When I test-drive API integration code, I often find myself breaking out two classes:
Driverthat isolates all the network code in one place. This is particularly nice if I have to make multiple network calls for one task like conditionally refreshing an OAuth token before calling an endpoint.
Clientthat handles the actual business logic.
By coalescing all the network code into a single
Driver object, I’ve extracted
all the side-effects into one place which allows me to pass them into the
Client. Now my client tests don’t need to stub the network anymore.
Since Ruby is a duck-typed language, I can pass in a test double that pretends to be a driver. This allows me to pass in a “driver” that always succeeds, always fails, returns a particular payload, or whatever I need for the particular scenario that I’m testing.
So what happens if you take this to an extreme?

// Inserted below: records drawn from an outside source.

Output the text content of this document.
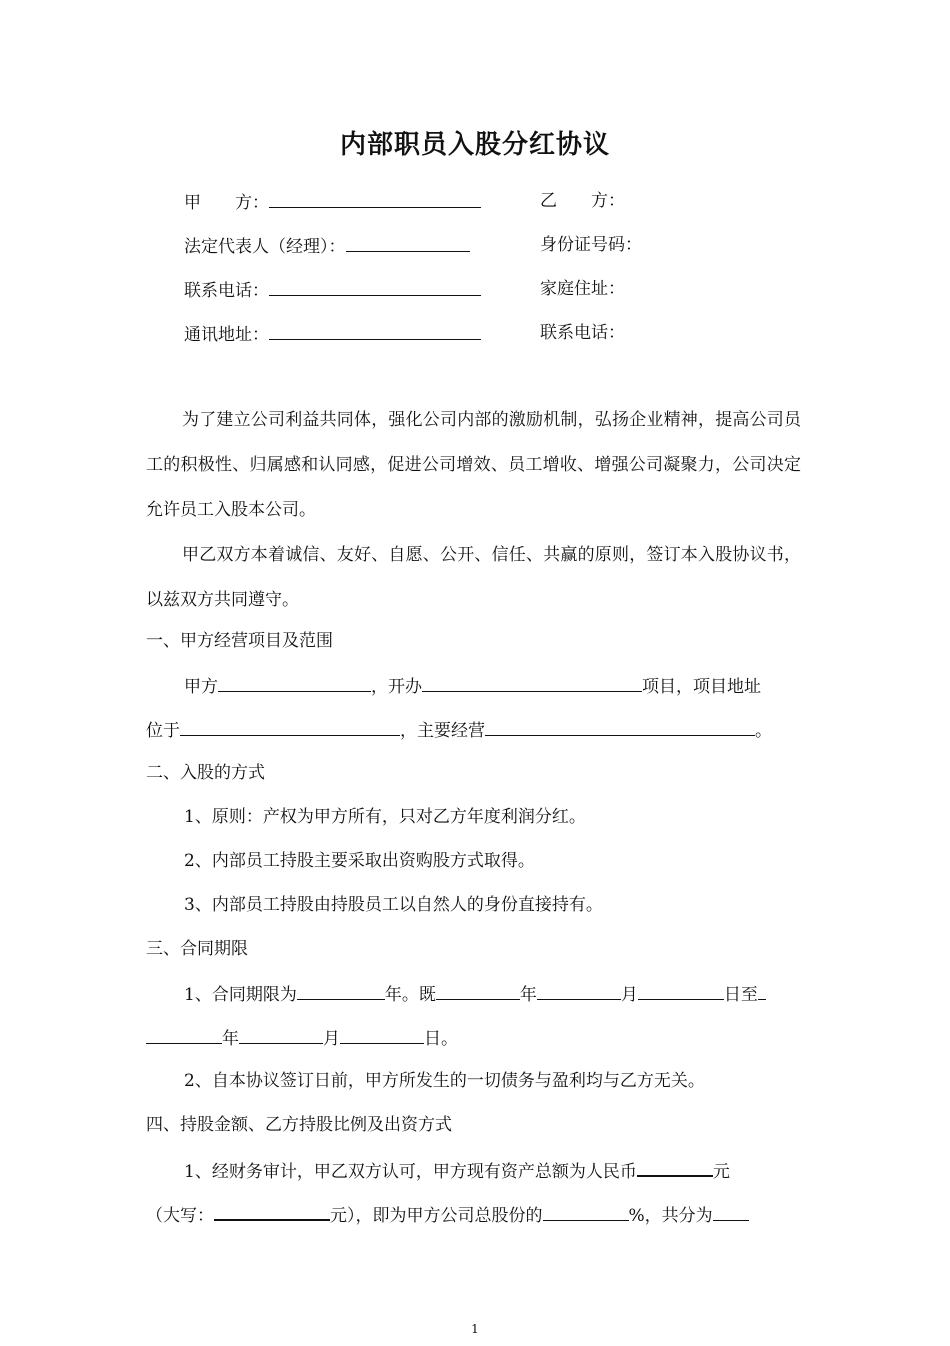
内部职员入股分红协议
甲　　方：	乙　　方：
法定代表人（经理）：	身份证号码：
联系电话：	家庭住址：
通讯地址：	联系电话：
为了建立公司利益共同体，强化公司内部的激励机制，弘扬企业精神，提高公司员工的积极性、归属感和认同感，促进公司增效、员工增收、增强公司凝聚力，公司决定允许员工入股本公司。
甲乙双方本着诚信、友好、自愿、公开、信任、共赢的原则，签订本入股协议书，以兹双方共同遵守。
一、甲方经营项目及范围
甲方	，开办	项目，项目地址
位于	，主要经营	。
二、入股的方式
1、原则：产权为甲方所有，只对乙方年度利润分红。
2、内部员工持股主要采取出资购股方式取得。
3、内部员工持股由持股员工以自然人的身份直接持有。
三、合同期限
1、合同期限为	年。既	年	月	日至
年	月	日。
2、自本协议签订日前，甲方所发生的一切债务与盈利均与乙方无关。
四、持股金额、乙方持股比例及出资方式
1、经财务审计，甲乙双方认可，甲方现有资产总额为人民币	元
（大写：	元），即为甲方公司总股份的	%，共分为
1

Eventually, all your side-effects get pushed to the edges of your system. Gary Bernhardt explores this in his classic “Functional Core, Imperative Shell”. You may hear this pattern referred to as “bring your own IO” in other programming communities, as can be seen in the Python h11 library.
If you come from a test-driven development background, modifying your design by extracting objects to avoid awkward stubs may already be part of your practice.
If you do a lot of object-oriented design, you may find many design principles also lead you to the same place. Coalescing similar code together and extracting objects around them is the single responsibility principle. Passing dependencies in as arguments rather than hard-coding them is dependency injection. Even the concept of isolating your side-effects from your pure code may sound familiar as command-query separation.
This is because TDD, OO design, and FP are all looking to create code with low coupling. Tight coupling is what makes tests hard to write, and side-effects/implicit dependencies are a particularly pernicious form of coupling. Low coupling makes it much easier to test in isolation.
Having different mental models in your toolbox allows you to analyze the same problem from multiple perspectives. Each can give you different insights to better understand the issue at hand and help you come to the best solution.